Icahn Writes Yet Another Angry Letter To eBay Shareholders

Updated on

Another day, another letter from Carl Icahn attacking eBay Inc (NASDAQ:EBAY) board members, accusing them of conflicts of interest and of hiding behind their public relations machine to avoid addressing his accusations. eBay had challenged Icahn to a debate (which anyone with a passing knowledge of Icahn should have known he would accept), but when CNBC offered their channel as the public forum eBay backed down, which seems to have prompted Icahn’s 4th letter in five days.

“Now, it appears that an honest, accurate debate with eBay Inc (NASDAQ:EBAY), which democracy calls for, will never happen because they would rather hide behind their public relations machine, believing that if they repeat ‘world-class’ enough times stockholders will believe it,” Icahn wrote.

Icahn accuses board of having conflicts of interest

As Icahn has explained in previous letters to eBay Inc (NASDAQ:EBAY) shareholders, he has two main complaints about the board. First, he points to multiple conflicts of interest. eBay board member Scott Cook owns nearly $1 billion worth of stock in Intuit, one of PayPal’s main competitors (eBay owns PayPal), so he has a vested interest in seeing PayPal lose market share to another company. It also gives him inside information on PayPal’s operations and business strategy, which he could conceivably pass on to Intuit.

In a different vein, Icahn accuses Marc Andreessen of enriching himself at other shareholders’ expense. eBay sold its controlling interest in Skype to Andreessen and Silver Lake for $1.9 billion, who then turned around and sold it to Microsoft for $8.5 billion just 18 months later. In both cases, eBay is allowing board members to sit on both sides of the table, and Icahn wants shareholders to kick them off if the board won’t do it themselves.

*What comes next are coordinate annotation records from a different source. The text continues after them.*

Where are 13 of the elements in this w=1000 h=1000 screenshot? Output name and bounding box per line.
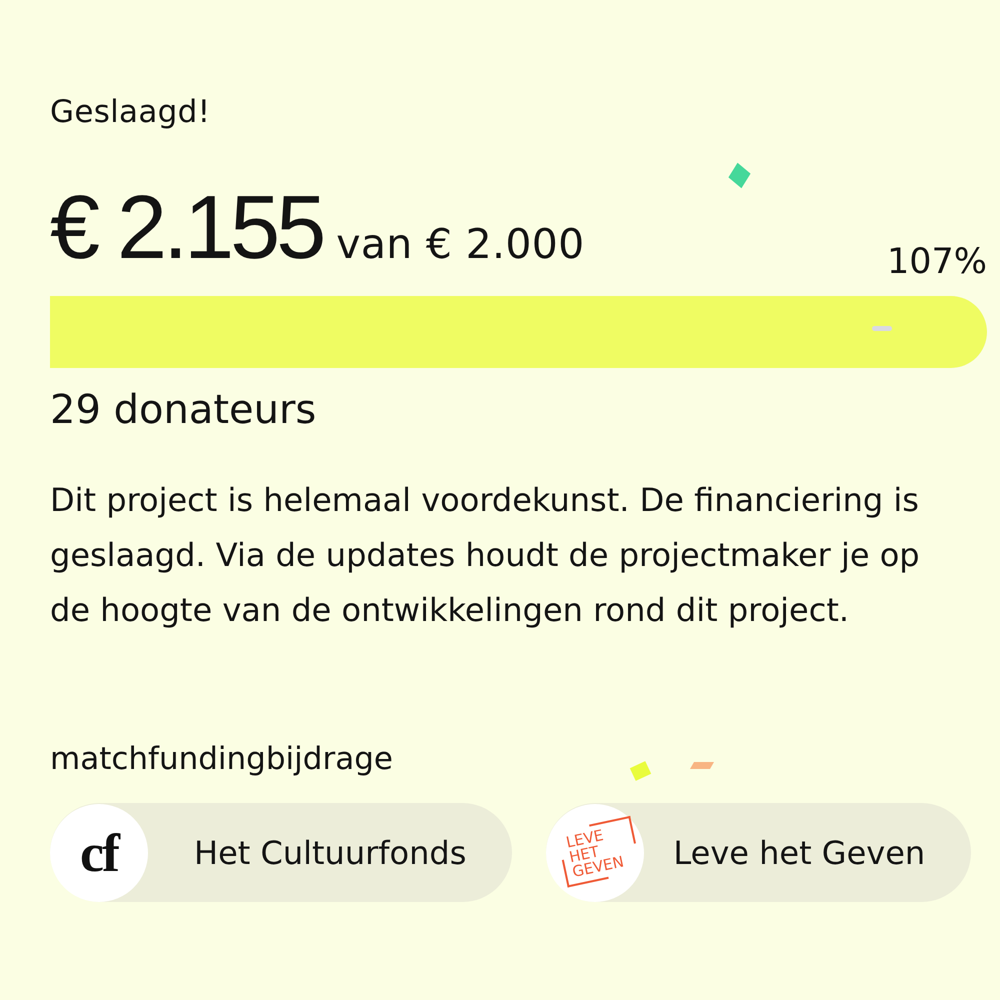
confetti-icon xyxy=(872,326,892,331)
funder-logo: cf xyxy=(50,804,148,902)
matchfunding-title: matchfundingbijdrage xyxy=(50,740,393,779)
confetti-icon xyxy=(690,762,714,769)
funder-name: Leve het Geven xyxy=(673,832,926,872)
percent-funded: 107% xyxy=(886,242,987,282)
funder-logo: LEVE HET GEVEN xyxy=(546,804,644,902)
funder-name: Het Cultuurfonds xyxy=(194,832,466,872)
donor-count: 29 donateurs xyxy=(50,386,316,435)
goal-amount: van € 2.000 xyxy=(336,220,584,268)
status-text: Geslaagd! xyxy=(50,94,210,130)
raised-amount: € 2.155 xyxy=(50,180,322,276)
description-text: Dit project is helemaal voordekunst. De financiering is geslaagd. Via de updates houdt de projectmaker je op de hoogte van de ontwikkelingen rond dit project. xyxy=(50,480,921,631)
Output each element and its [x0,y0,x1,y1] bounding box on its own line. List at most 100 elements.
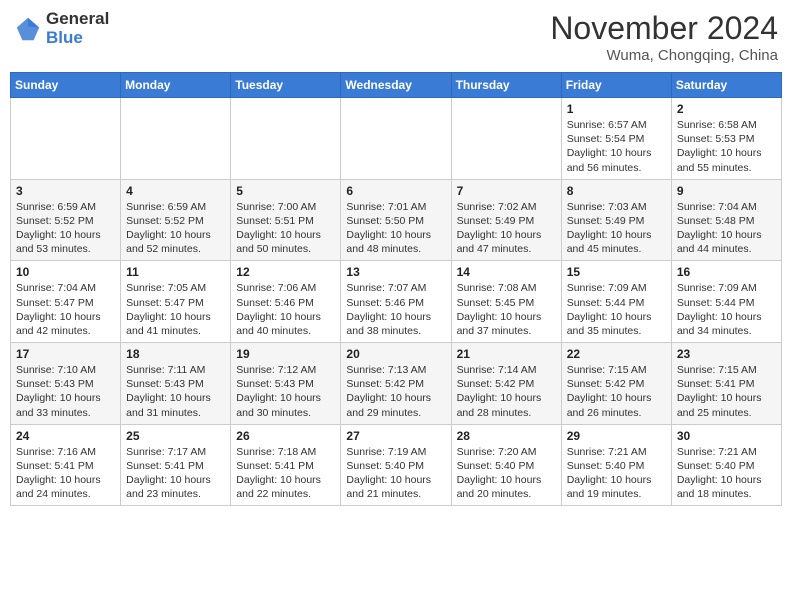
day-number: 24 [16,429,115,443]
logo: General Blue [14,10,109,47]
calendar-cell: 29 Sunrise: 7:21 AMSunset: 5:40 PMDayligh… [561,424,671,506]
weekday-header-thursday: Thursday [451,73,561,98]
calendar-cell: 4Sunrise: 6:59 AMSunset: 5:52 PMDaylight… [121,179,231,261]
day-info: Sunrise: 7:08 AMSunset: 5:45 PMDaylight:… [457,281,556,338]
day-info: Sunrise: 7:00 AMSunset: 5:51 PMDaylight:… [236,200,335,257]
calendar-table: SundayMondayTuesdayWednesdayThursdayFrid… [10,72,782,506]
day-info: Sunrise: 7:18 AMSunset: 5:41 PMDaylight:… [236,445,335,502]
calendar-cell: 28 Sunrise: 7:20 AMSunset: 5:40 PMDayligh… [451,424,561,506]
day-number: 30 [677,429,776,443]
day-info: Sunrise: 7:15 AMSunset: 5:41 PMDaylight:… [677,363,776,420]
calendar-cell: 15Sunrise: 7:09 AMSunset: 5:44 PMDayligh… [561,261,671,343]
day-info: Sunrise: 7:16 AMSunset: 5:41 PMDaylight:… [16,445,115,502]
calendar-cell: 19Sunrise: 7:12 AMSunset: 5:43 PMDayligh… [231,343,341,425]
weekday-header-row: SundayMondayTuesdayWednesdayThursdayFrid… [11,73,782,98]
calendar-cell: 27 Sunrise: 7:19 AMSunset: 5:40 PMDayligh… [341,424,451,506]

Icahn also argues that eBay Inc (NASDAQ:EBAY)’s stock price has underperformed since CEO John Donahue took over.

Icahn wants eBay to spin off PayPal

Icahn has also been vocal in his desire to see eBay Inc (NASDAQ:EBAY) spin off PayPal into a separate company (as has PayPal co-founder Elon Musk). He argues that it doesn’t make sense for a struggling auction site to own one of the most widely used online payments systems in the world.

“PayPal is a jewel, and eBay Inc (NASDAQ:EBAY) is covering up its value,” said Icahn. “If you just went out and took it public you’d get a huge premium because of growth.”

Icahn owns about 2% of eBay Inc (NASDAQ:EBAY), which isn’t enough for him to force his views on the board, but he has a lot of experience launching sustained campaigns against management teams that he feels aren’t doing their job, and from the looks of things he has dug in for the long haul.